Tuesday, September 7, 2010

Sexual Harassment At Work

What is sexual harassment?

Sexual harassment is a form of sex discrimination.The legal definition of sexual harassment is “unwelcome verbal, visual, or physical conduct of a sexual nature that is severe or pervasive and affects working conditions or creates a hostile work environment.”

Unwelcome

Conduct is not sexual harassment if it is welcome.For this reason, it is important to communicate to the harasser that the conduct makes you uncomfortable and that you want it to stop.


Conduct Of A Sexual Nature

Many different kinds of conduct—verbal, visual or physical—that is of a sexual nature may be sexual harassment, if the behavior is unwelcome and if it is severe or pervasive. Here are some more examples:

Verbal or written: Comments about clothing, personal behavior, or a person’s body; sexual or sex-based jokes; requesting sexual favors or repeatedly asking a person out; sexual innuendoes; telling rumors about a person’s personal or sexual life; threatening a person

Physical: Assault; impeding or blocking movement; inappropriate touching of a person or a person’s clothing; kissing, hugging, patting, stroking.

Nonverbal: Looking up and down a person’s body; derogatory gestures or facial expressions of a sexual nature; following a person.

Visual: Posters, drawings, pictures, screensavers or emails of a sexual nature.

** Non-sexual conduct may also be sexual harassment if you are harassed because you are female, rather than male, or because you are male, rather than female.For example, it may be sexual harassment if you are a woman working as a carpenter on an all-male job, and you are the only one whose tools are frequently hidden by your male co-workers.

Severe or Pervasive

The conduct of the harasser must either be severe or it must be pervasive to be sexual harassment. A single incident is probably not sexual harassment unless it is severe. For example, a single incident of rape or attempted rape would probably be sexual harassment.
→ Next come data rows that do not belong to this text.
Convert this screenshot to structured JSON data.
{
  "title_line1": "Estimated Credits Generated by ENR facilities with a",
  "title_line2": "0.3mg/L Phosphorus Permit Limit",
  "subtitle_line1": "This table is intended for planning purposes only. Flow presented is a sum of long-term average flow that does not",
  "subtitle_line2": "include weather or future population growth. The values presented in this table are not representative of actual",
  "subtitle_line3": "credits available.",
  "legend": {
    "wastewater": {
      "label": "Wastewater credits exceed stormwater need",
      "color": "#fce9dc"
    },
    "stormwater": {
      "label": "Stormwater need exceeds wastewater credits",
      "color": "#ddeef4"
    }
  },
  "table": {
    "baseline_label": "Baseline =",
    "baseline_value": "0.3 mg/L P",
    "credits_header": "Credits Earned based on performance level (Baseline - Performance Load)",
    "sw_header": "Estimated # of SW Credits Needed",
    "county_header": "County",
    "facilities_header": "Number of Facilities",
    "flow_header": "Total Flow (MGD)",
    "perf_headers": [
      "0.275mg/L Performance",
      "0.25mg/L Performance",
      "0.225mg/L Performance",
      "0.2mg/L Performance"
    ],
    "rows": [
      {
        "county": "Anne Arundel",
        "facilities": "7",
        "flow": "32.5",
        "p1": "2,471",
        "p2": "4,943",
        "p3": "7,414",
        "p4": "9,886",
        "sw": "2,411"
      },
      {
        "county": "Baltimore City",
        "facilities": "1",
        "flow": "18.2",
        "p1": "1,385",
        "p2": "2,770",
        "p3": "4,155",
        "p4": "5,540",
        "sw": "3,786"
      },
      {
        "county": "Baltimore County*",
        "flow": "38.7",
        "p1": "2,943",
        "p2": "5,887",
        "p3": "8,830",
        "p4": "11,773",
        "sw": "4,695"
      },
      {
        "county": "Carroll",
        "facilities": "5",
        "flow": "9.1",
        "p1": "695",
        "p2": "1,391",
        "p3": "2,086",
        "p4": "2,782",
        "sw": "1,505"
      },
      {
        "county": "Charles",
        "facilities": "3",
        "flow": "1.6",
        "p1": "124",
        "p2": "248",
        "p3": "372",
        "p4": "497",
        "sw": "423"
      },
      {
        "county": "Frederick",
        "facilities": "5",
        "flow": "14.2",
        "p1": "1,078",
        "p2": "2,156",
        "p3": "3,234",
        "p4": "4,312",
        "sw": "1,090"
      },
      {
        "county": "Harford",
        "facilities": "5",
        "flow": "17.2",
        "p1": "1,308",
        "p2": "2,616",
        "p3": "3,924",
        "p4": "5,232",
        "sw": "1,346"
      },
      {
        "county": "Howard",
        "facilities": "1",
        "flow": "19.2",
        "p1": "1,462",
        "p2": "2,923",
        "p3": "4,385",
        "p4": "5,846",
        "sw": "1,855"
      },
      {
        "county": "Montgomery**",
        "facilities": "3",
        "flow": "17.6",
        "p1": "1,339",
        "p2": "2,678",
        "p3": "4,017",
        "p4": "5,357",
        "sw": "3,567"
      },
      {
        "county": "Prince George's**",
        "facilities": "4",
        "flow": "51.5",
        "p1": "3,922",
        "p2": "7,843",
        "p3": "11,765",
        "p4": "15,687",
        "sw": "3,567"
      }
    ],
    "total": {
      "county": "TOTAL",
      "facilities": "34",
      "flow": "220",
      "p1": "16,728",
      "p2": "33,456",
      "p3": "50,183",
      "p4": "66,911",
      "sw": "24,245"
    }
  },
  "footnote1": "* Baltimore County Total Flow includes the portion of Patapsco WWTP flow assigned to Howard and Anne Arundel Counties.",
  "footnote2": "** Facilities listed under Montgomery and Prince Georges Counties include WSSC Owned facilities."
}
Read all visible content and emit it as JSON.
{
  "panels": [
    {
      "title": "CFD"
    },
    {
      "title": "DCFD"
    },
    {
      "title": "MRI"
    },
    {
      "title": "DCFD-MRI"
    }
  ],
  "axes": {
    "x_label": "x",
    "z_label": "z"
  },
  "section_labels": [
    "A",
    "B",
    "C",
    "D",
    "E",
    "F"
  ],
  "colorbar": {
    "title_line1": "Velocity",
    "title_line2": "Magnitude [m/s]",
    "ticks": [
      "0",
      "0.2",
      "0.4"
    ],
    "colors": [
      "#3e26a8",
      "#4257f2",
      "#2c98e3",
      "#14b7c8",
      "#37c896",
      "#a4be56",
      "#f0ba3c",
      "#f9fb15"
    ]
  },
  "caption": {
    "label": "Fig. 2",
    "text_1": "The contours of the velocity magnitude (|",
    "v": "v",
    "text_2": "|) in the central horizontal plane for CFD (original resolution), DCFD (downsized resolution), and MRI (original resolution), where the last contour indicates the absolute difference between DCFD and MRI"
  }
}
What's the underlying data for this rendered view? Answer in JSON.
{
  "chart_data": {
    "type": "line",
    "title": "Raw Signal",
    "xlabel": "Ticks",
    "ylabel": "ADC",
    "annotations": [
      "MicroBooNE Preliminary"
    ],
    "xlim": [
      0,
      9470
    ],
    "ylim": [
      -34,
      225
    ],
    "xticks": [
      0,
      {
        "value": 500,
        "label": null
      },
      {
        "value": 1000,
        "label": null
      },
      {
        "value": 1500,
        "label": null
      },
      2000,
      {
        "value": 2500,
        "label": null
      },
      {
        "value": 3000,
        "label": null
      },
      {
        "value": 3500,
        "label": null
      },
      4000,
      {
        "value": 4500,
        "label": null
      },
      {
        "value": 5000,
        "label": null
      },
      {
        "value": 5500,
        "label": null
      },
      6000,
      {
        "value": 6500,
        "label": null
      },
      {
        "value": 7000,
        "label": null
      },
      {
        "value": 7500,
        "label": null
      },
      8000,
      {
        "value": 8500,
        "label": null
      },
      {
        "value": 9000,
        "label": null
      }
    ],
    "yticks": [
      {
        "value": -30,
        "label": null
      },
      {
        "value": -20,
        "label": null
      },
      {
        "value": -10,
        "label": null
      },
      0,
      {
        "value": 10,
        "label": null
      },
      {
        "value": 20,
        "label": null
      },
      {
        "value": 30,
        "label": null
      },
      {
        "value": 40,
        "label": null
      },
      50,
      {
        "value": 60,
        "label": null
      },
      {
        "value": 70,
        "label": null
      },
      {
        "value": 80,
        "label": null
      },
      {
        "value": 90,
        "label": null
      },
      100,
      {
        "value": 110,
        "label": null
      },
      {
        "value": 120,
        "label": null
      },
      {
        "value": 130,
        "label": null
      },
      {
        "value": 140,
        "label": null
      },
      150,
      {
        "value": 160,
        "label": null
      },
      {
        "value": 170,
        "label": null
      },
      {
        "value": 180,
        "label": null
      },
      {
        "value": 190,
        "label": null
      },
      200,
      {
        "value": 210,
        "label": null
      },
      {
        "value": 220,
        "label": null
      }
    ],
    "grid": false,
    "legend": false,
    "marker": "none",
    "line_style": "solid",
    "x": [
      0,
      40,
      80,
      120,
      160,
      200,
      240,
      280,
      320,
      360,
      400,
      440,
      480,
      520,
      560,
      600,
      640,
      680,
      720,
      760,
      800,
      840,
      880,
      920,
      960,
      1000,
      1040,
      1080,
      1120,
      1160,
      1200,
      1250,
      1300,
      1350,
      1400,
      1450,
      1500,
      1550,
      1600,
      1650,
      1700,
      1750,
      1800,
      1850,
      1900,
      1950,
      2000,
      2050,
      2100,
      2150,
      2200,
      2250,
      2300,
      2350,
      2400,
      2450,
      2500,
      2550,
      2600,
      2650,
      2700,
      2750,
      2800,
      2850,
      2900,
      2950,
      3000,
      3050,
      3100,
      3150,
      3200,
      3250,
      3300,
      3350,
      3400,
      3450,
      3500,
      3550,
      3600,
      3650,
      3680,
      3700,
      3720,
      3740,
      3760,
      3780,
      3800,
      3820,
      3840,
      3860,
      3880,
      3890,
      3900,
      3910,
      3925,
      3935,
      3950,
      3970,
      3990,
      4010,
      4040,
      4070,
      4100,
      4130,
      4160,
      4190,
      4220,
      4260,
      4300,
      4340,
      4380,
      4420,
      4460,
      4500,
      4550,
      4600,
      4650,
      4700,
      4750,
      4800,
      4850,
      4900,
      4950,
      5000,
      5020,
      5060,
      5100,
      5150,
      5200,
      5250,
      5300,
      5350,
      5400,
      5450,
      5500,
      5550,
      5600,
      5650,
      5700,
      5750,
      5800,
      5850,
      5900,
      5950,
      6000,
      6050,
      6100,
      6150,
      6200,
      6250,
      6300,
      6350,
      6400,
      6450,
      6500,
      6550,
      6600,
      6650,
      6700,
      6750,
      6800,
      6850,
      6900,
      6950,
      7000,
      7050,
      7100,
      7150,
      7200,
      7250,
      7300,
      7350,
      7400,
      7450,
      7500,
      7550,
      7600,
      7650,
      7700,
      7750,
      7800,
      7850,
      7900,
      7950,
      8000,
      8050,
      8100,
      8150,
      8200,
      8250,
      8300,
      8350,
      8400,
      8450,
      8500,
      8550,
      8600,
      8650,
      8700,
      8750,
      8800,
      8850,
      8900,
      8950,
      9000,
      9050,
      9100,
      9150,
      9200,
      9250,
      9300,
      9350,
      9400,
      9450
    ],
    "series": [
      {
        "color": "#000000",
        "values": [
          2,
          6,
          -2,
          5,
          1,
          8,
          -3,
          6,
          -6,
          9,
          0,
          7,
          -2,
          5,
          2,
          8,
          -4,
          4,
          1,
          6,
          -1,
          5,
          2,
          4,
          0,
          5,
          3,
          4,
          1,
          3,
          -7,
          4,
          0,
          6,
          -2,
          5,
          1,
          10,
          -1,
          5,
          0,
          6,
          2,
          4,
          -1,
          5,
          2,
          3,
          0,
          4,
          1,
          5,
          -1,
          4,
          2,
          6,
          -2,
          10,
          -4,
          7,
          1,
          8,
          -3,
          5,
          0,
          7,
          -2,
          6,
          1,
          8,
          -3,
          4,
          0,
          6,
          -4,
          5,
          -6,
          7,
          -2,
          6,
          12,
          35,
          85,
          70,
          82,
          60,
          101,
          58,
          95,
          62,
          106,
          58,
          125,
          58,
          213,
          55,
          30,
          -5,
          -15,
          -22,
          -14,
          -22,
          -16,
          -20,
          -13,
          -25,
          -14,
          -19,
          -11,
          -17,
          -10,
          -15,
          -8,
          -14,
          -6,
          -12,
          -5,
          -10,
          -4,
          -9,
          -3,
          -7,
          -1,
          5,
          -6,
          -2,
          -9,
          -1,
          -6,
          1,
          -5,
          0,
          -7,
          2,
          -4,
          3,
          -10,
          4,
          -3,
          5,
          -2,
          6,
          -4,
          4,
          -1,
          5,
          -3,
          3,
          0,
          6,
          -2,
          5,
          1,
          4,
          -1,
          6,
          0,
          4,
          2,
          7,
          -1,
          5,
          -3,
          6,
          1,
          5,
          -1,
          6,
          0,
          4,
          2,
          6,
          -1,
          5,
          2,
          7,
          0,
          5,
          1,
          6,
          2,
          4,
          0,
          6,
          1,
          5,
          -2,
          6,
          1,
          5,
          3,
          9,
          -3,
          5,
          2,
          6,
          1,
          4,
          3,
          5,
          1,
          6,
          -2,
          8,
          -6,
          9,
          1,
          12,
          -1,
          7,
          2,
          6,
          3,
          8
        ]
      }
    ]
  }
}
Although a single unwanted request for a date or one sexually suggestive comment might offend you and/or be inappropriate, it may not be sexual harassment. However, a number of relatively minor separate incidents may add up to sexual harassment if the incidents affect your work environment. Some questions you can ask yourself to determine whether the conduct is pervasive are: How many times did the incidents occur? How long has the harassment been going on? How many other people were also sexually harassed?

Affects Working Conditions or Creates a Hostile Work Environment

If you are fired, refused a promotion, demoted, given a poor performance evaluation, or reassigned to a less desirable position because you reject a sexual advance, that almost certainly is sexual harassment. Even if the conduct does not result in economic injury or change of status to your job, it may be sexual harassment if the conduct unreasonably interferes with your work performance or creates an “intimidating, hostile, or offensive work environment.” For example, it may be illegal sexual harassment if repeated sexual comments make you so uncomfortable at work that your performance suffers or if you decline professional opportunities because it will put you in contact with the harasser.